The President is not a born foreign politician. He doesn’t speak any foreign languages and doesn’t think much of diplomatic restraint. When he sat down with the heads of government of Finland and Sweden at the NATO summit in Madrid in June to discuss Turkey’s threat of vetoing the two countries’ NATO membership, he opened the meeting by saying: “Actually, I don’t want to talk to you.” Last year, Erdogan threatened to throw out ten Western ambassadors, who had annoyed him.
In the Ukraine conflict, Erdogan is taking a middle course. Turkey supplies combat drones to Ukraine but does not participate in Western sanctions against Russia. Putin has come to terms with that. At his most recent meeting with Erdogan last week in Tehran, the Kremlin chief even asked whether Russia could also have Turkish drones, as Erdogan’s spokesman Ibrahim Kalin reported on TV Channel 7. Putin’s request was “half joking,” Kalin said.

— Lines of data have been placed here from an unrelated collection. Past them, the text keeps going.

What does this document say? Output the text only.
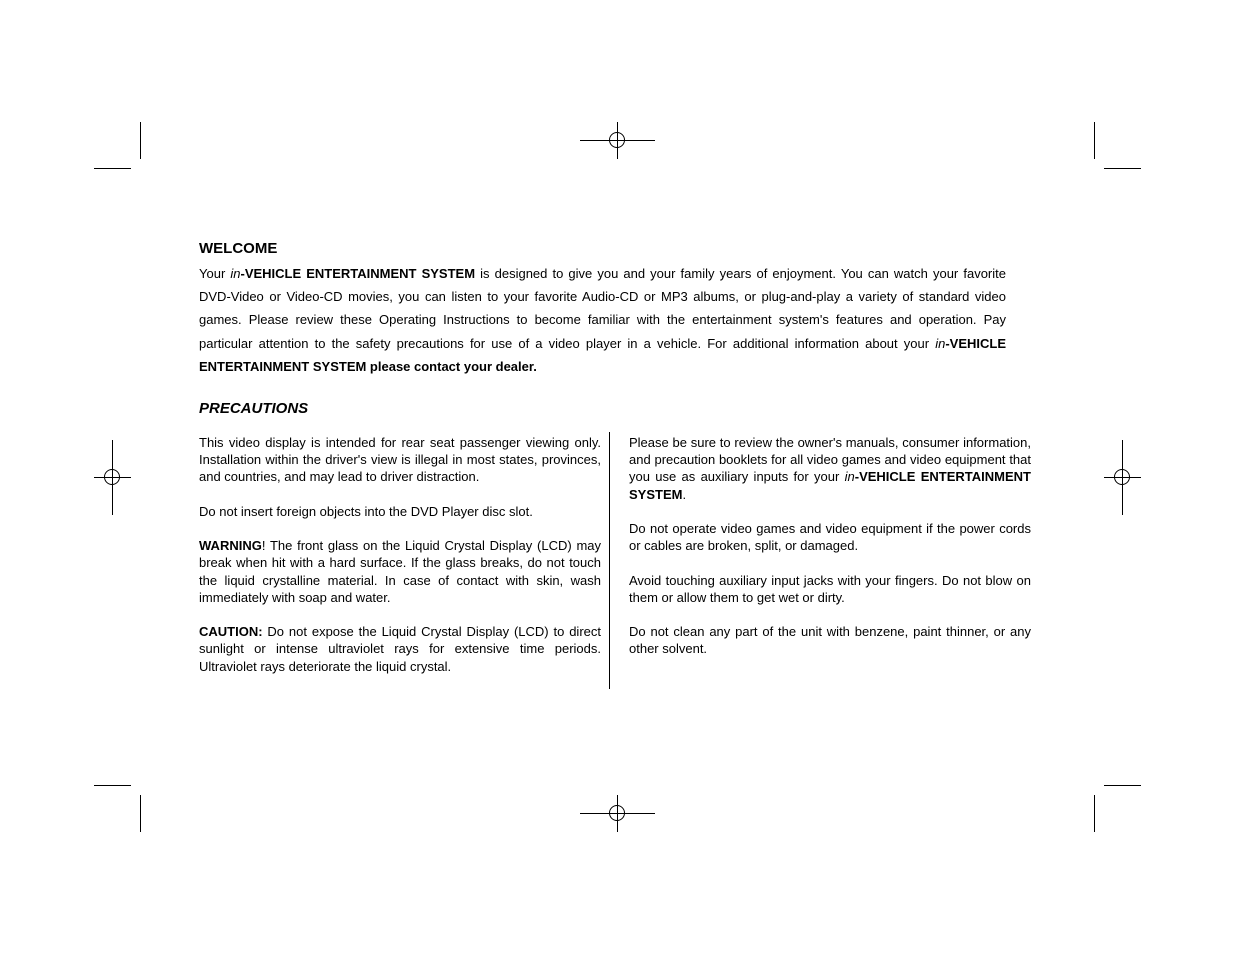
WELCOME

Your in-VEHICLE ENTERTAINMENT SYSTEM is designed to give you and your family years of enjoyment. You can watch your favorite DVD-Video or Video-CD movies, you can listen to your favorite Audio-CD or MP3 albums, or plug-and-play a variety of standard video games. Please review these Operating Instructions to become familiar with the entertainment system's features and operation. Pay particular attention to the safety precautions for use of a video player in a vehicle. For additional information about your in-VEHICLE ENTERTAINMENT SYSTEM please contact your dealer.

PRECAUTIONS

This video display is intended for rear seat passenger viewing only. Installation within the driver's view is illegal in most states, provinces, and countries, and may lead to driver distraction.

Do not insert foreign objects into the DVD Player disc slot.

WARNING! The front glass on the Liquid Crystal Display (LCD) may break when hit with a hard surface. If the glass breaks, do not touch the liquid crystalline material. In case of contact with skin, wash immediately with soap and water.

CAUTION: Do not expose the Liquid Crystal Display (LCD) to direct sunlight or intense ultraviolet rays for extensive time periods. Ultraviolet rays deteriorate the liquid crystal.

Please be sure to review the owner's manuals, consumer information, and precaution booklets for all video games and video equipment that you use as auxiliary inputs for your in-VEHICLE ENTERTAINMENT SYSTEM.

Do not operate video games and video equipment if the power cords or cables are broken, split, or damaged.

Avoid touching auxiliary input jacks with your fingers. Do not blow on them or allow them to get wet or dirty.

Do not clean any part of the unit with benzene, paint thinner, or any other solvent.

Erdogan answered with a smile, but Russia will not get drones.
Kalin knows such anecdotes because he attends all of Erdogan’s important meetings with foreign heads of state. The 50-year-old is more than Erdogan’s presidential spokesman and chief adviser. Kalin, who speaks perfect English, is the foreign policy professional and polished diplomat among Erdogan’s closest associates.
Secret service chief Hakan Fidan is at least as important as Kalin. According to a report by the usually well-informed Middle East Eye news website, the 54-year-old found the compromise during a coffee break on the sidelines of the NATO summit in Madrid that opened the way for Finland and Sweden to join the alliance. Fidan has been in office for eleven years and is mostly silent in public. To this day, it is unknown why the intelligence chief conferred with then-Chief of the General Staff Hulusi Akar in the hours leading up to the 2016 coup attempt.
Akar is now Defense Minister and the third in the group of close Erdogan advisors. The 70-year-old former professional soldier has been a minister since 2018 and organized Turkey’s military interventions in Syria, Iraq and Libya. He also led negotiations with Russia and Ukraine on the Istanbul grain deal.
At the meeting with Putin in the Black Sea resort of Sochi, Erdogan, Kalin, Fidan and Akar want to talk about Syria, where Turkey is planning a new invasion. Above all, they want to find out whether the momentum of the Grains Agreement can be used for a ceasefire.
Erdogan receives support from former German chancellor and Putin friend Gerhard Schröder. Schröder said that the Istanbul grain deal was a success that could possibly be expanded into a ceasefire. However, the Turkish options are limited. Erdogan is an important partner for the internationally isolated Putin, but Russia is looking out for its own interests.
Erdogan may overestimate the importance of his country and his personal influence. In order to move something in the Ukraine conflict, the superpower USA would have to get involved, Schröder agrees: “Without a yes from Washington, it won’t work.”